Obviously, the first step is to check your specific gravity readings. If they are too high and you have waited a week or so, your fermentation is likely stuck. I have never had my friend Rob’s problem, but I have had a delayed fermentation, where the yeast are apparently shocked or something, and the bubbling does not start for a few days. That is okay, as long as it fully ferments, but keep in mind that you should wait a week before determining that your fermentation is honestly stuck, since the bulk of the fermentation happens in the first week.
Here are some tings I have advised in the past to try to restart a stuck fermentation:
- Pick up the plastic primary fermenter by the handle and rotate your wrist to disturb the sediment on the bottom. This can revive some of the yeast that is under a layer of trub and get them interested in working again.

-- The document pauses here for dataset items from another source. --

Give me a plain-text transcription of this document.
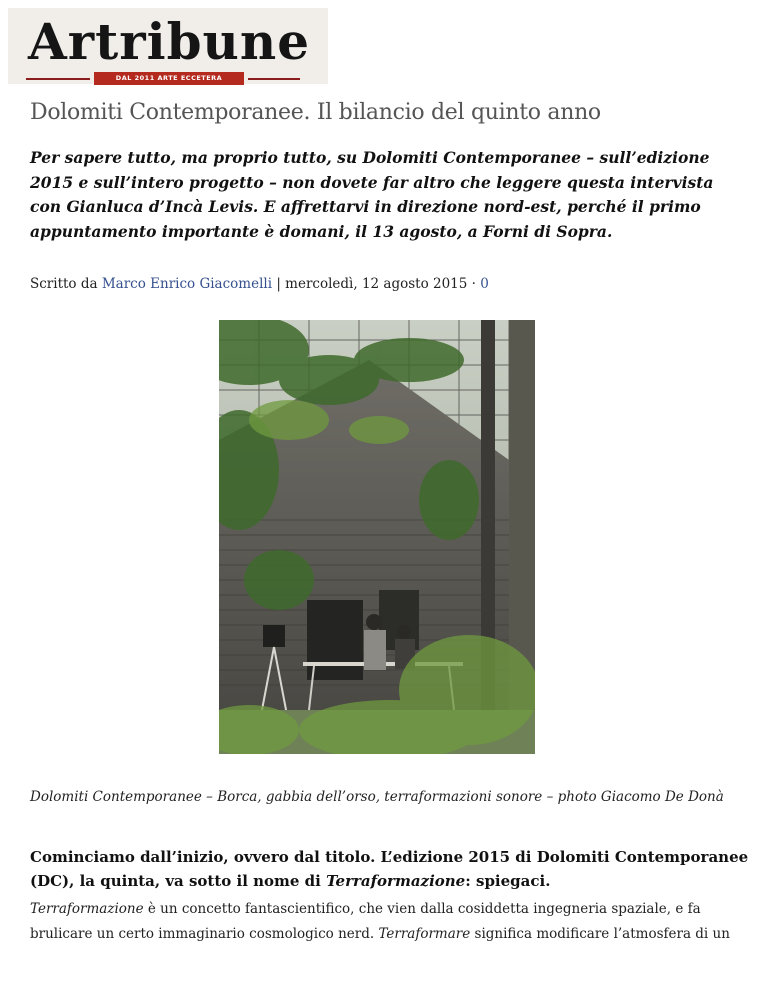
Artribune
DAL 2011 ARTE ECCETERA ECCETERA
Dolomiti Contemporanee. Il bilancio del quinto anno

Per sapere tutto, ma proprio tutto, su Dolomiti Contemporanee – sull’edizione 2015 e sull’intero progetto – non dovete far altro che leggere questa intervista con Gianluca d’Incà Levis. E affrettarvi in direzione nord-est, perché il primo appuntamento importante è domani, il 13 agosto, a Forni di Sopra.

Scritto da Marco Enrico Giacomelli | mercoledì, 12 agosto 2015 · 0

Dolomiti Contemporanee – Borca, gabbia dell’orso, terraformazioni sonore – photo Giacomo De Donà

Cominciamo dall’inizio, ovvero dal titolo. L’edizione 2015 di Dolomiti Contemporanee (DC), la quinta, va sotto il nome di Terraformazione: spiegaci.

Terraformazione è un concetto fantascientifico, che vien dalla cosiddetta ingegneria spaziale, e fa brulicare un certo immaginario cosmologico nerd. Terraformare significa modificare l’atmosfera di un
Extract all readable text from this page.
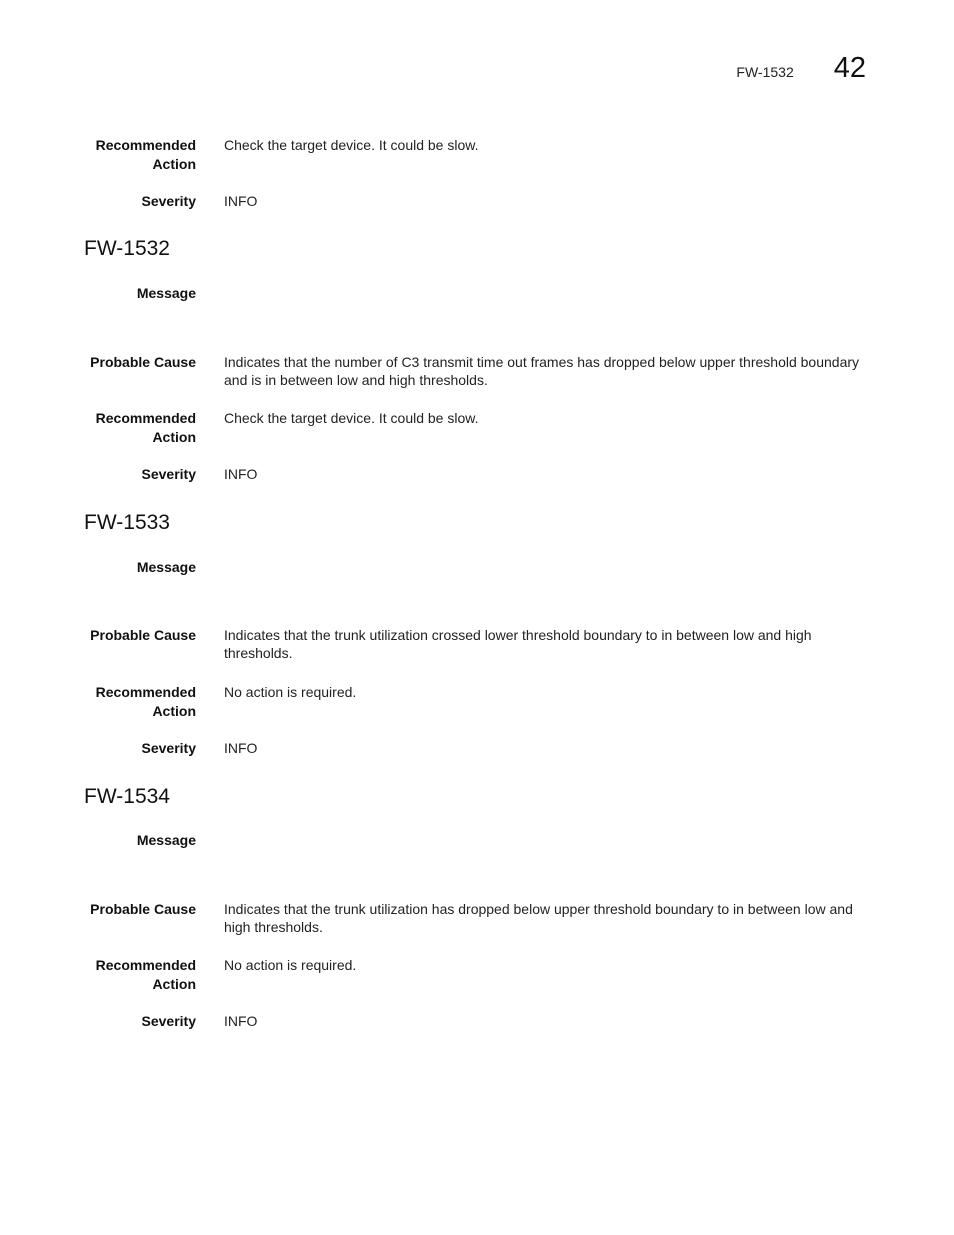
FW-1532 42
Recommended Action
Check the target device. It could be slow.
Severity INFO
FW-1532
Message
Probable Cause Indicates that the number of C3 transmit time out frames has dropped below upper threshold boundary and is in between low and high thresholds.
Recommended Action
Check the target device. It could be slow.
Severity INFO
FW-1533
Message
Probable Cause Indicates that the trunk utilization crossed lower threshold boundary to in between low and high thresholds.
Recommended Action
No action is required.
Severity INFO
FW-1534
Message
Probable Cause Indicates that the trunk utilization has dropped below upper threshold boundary to in between low and high thresholds.
Recommended Action
No action is required.
Severity INFO
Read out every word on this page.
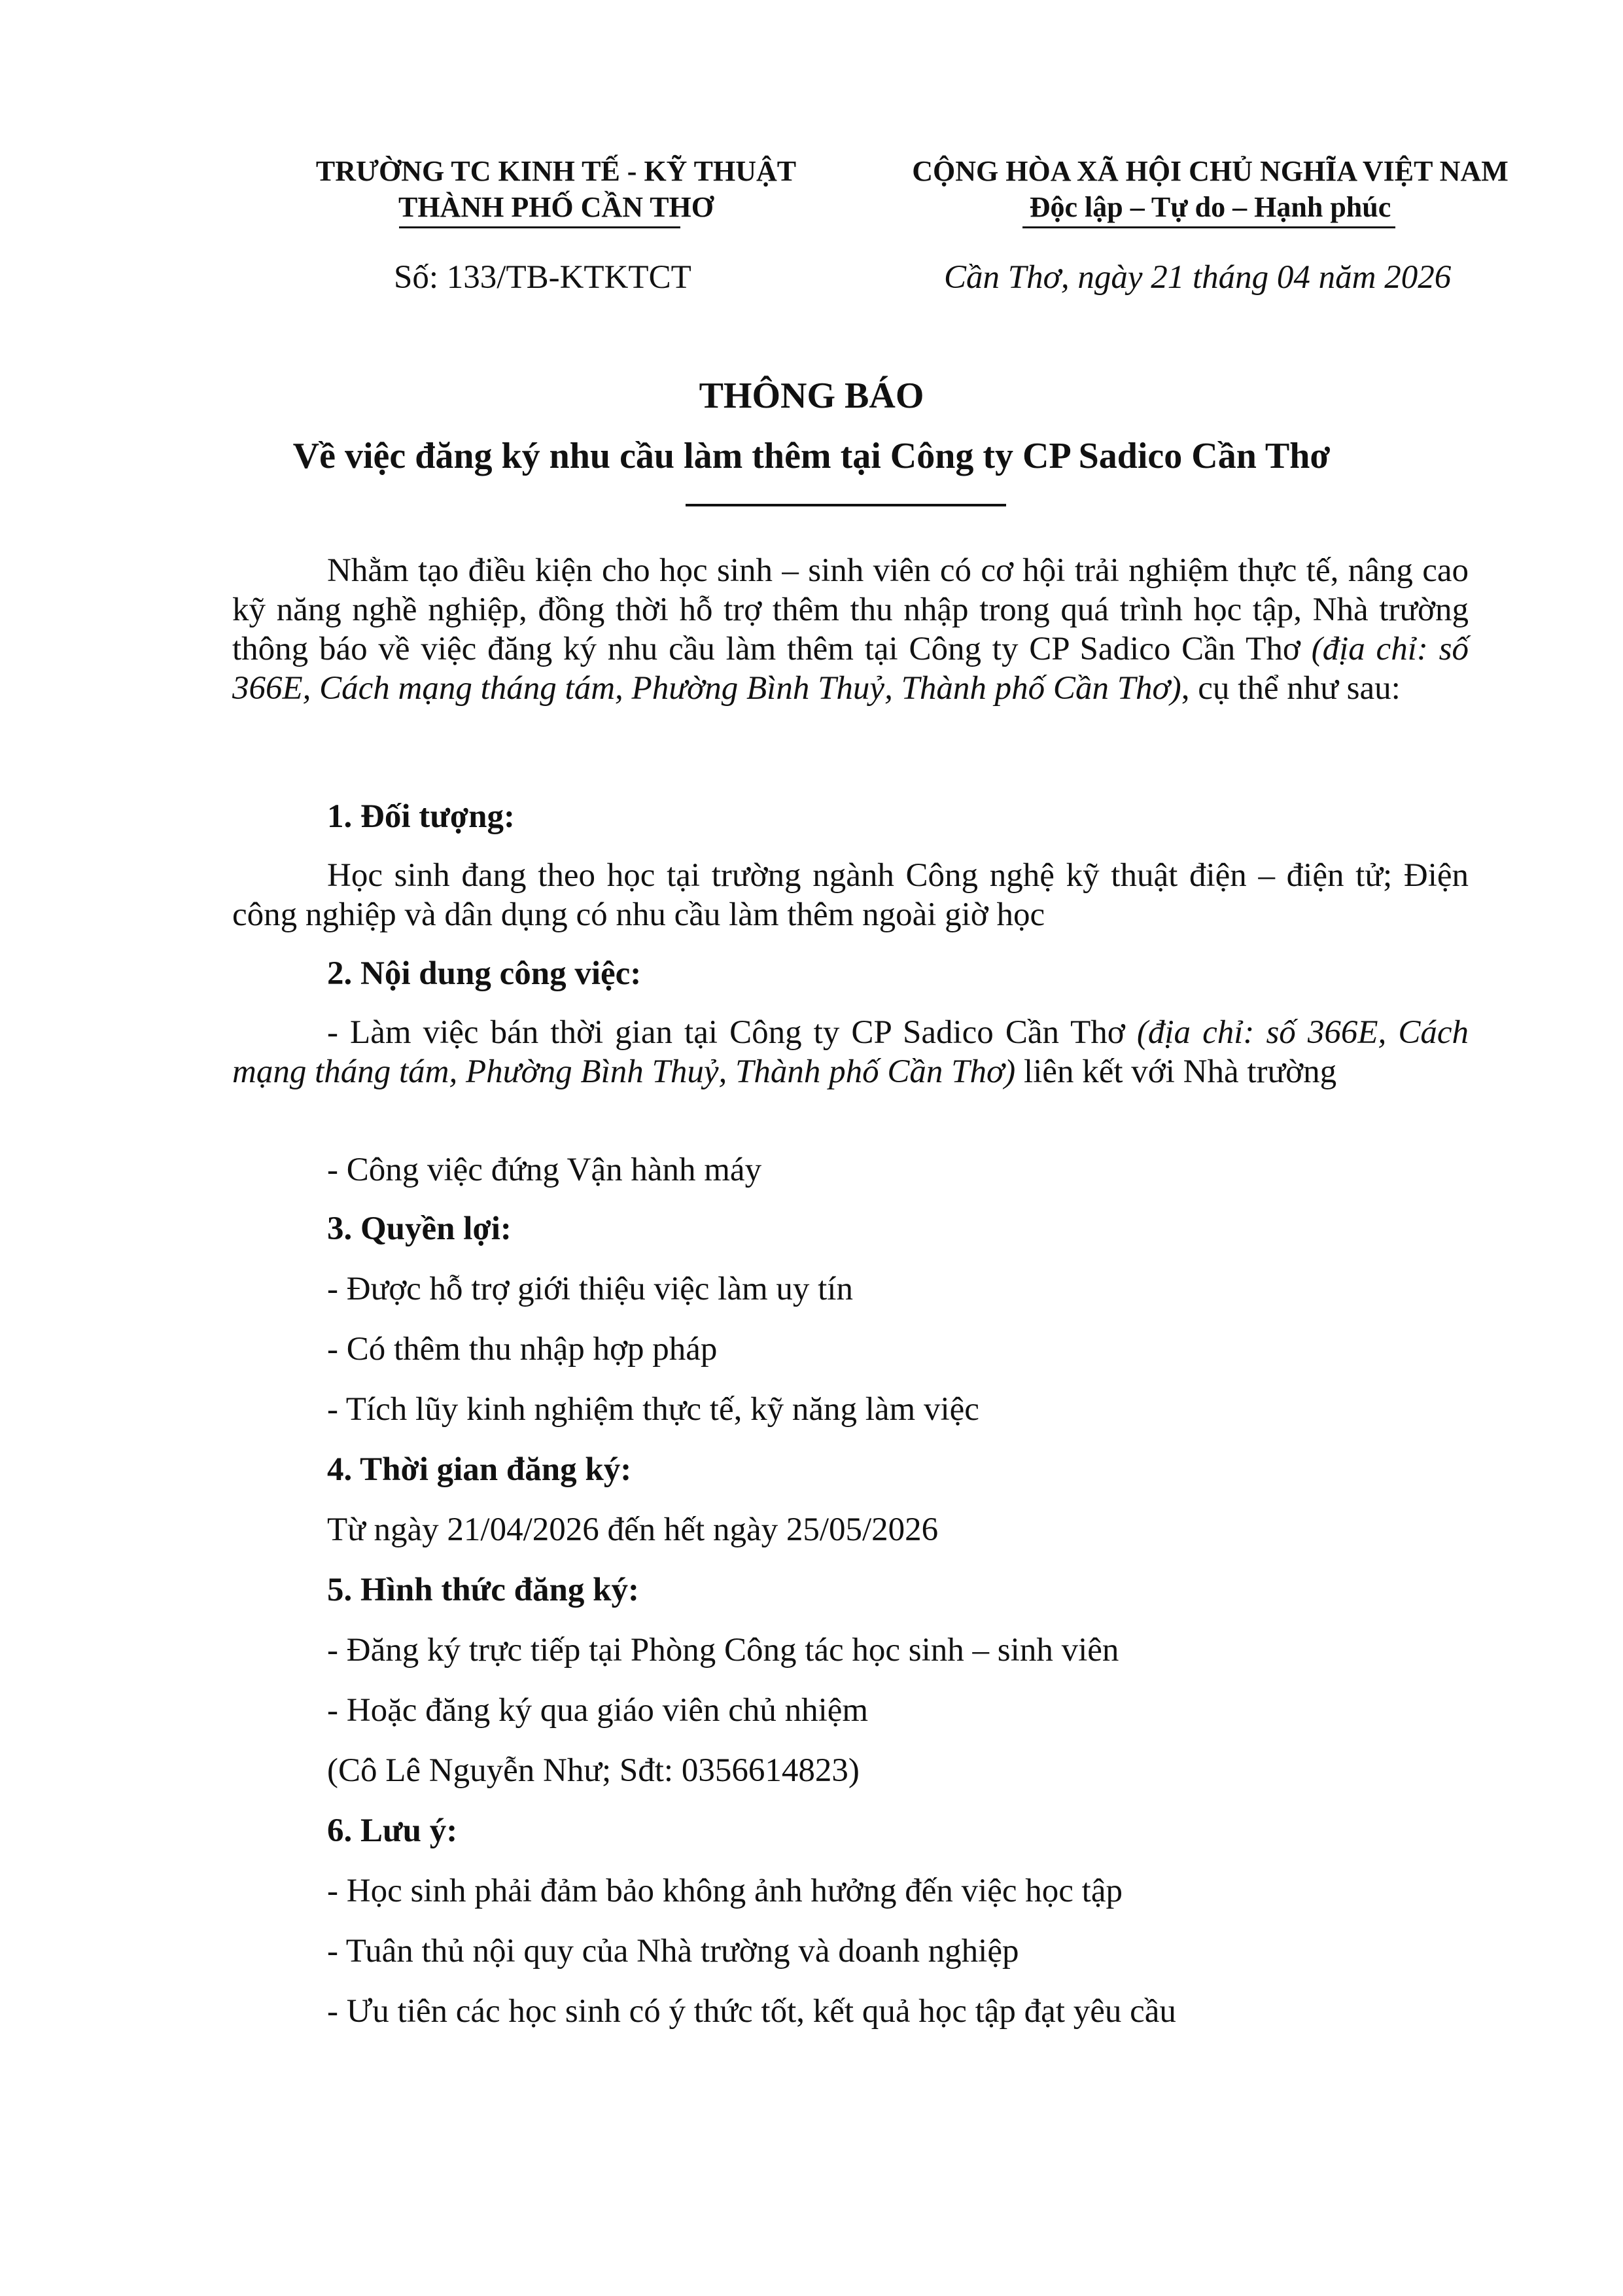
TRƯỜNG TC KINH TẾ - KỸ THUẬT
THÀNH PHỐ CẦN THƠ
CỘNG HÒA XÃ HỘI CHỦ NGHĨA VIỆT NAM
Độc lập – Tự do – Hạnh phúc
Số: 133/TB-KTKTCT	Cần Thơ, ngày 21 tháng 04 năm 2026
THÔNG BÁO
Về việc đăng ký nhu cầu làm thêm tại Công ty CP Sadico Cần Thơ
Nhằm tạo điều kiện cho học sinh – sinh viên có cơ hội trải nghiệm thực tế, nâng cao kỹ năng nghề nghiệp, đồng thời hỗ trợ thêm thu nhập trong quá trình học tập, Nhà trường thông báo về việc đăng ký nhu cầu làm thêm tại Công ty CP Sadico Cần Thơ (địa chỉ: số 366E, Cách mạng tháng tám, Phường Bình Thuỷ, Thành phố Cần Thơ), cụ thể như sau:
1. Đối tượng:
Học sinh đang theo học tại trường ngành Công nghệ kỹ thuật điện – điện tử; Điện công nghiệp và dân dụng có nhu cầu làm thêm ngoài giờ học
2. Nội dung công việc:
- Làm việc bán thời gian tại Công ty CP Sadico Cần Thơ (địa chỉ: số 366E, Cách mạng tháng tám, Phường Bình Thuỷ, Thành phố Cần Thơ) liên kết với Nhà trường
- Công việc đứng Vận hành máy
3. Quyền lợi:
- Được hỗ trợ giới thiệu việc làm uy tín
- Có thêm thu nhập hợp pháp
- Tích lũy kinh nghiệm thực tế, kỹ năng làm việc
4. Thời gian đăng ký:
Từ ngày 21/04/2026 đến hết ngày 25/05/2026
5. Hình thức đăng ký:
- Đăng ký trực tiếp tại Phòng Công tác học sinh – sinh viên
- Hoặc đăng ký qua giáo viên chủ nhiệm
(Cô Lê Nguyễn Như; Sđt: 0356614823)
6. Lưu ý:
- Học sinh phải đảm bảo không ảnh hưởng đến việc học tập
- Tuân thủ nội quy của Nhà trường và doanh nghiệp
- Ưu tiên các học sinh có ý thức tốt, kết quả học tập đạt yêu cầu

- Mix the beer thoroughly with a sanitized spoon or paddle to stir up the yeast at the bottom and get more oxygen into the wort.
- Make sure your temperature control is working. Yeast do not like large fluctuations in temperature. Also make sure that your fermenter is within the allowable temperature range for the yeast you are using.
- If these tricks do not start your fermentation, try adding another yeast packet or yeast starter. It could be that you got some old or bad yeast, or perhaps that the wort was too hot when you added the yeast and they died from shock.
Remember not to freak out if you get a stuck fermentation. There is nothing that cannot be fixed when it comes to brewing, as long as you are careful to avoid infection. Do you have a special trick you use when you have a stuck fermentation?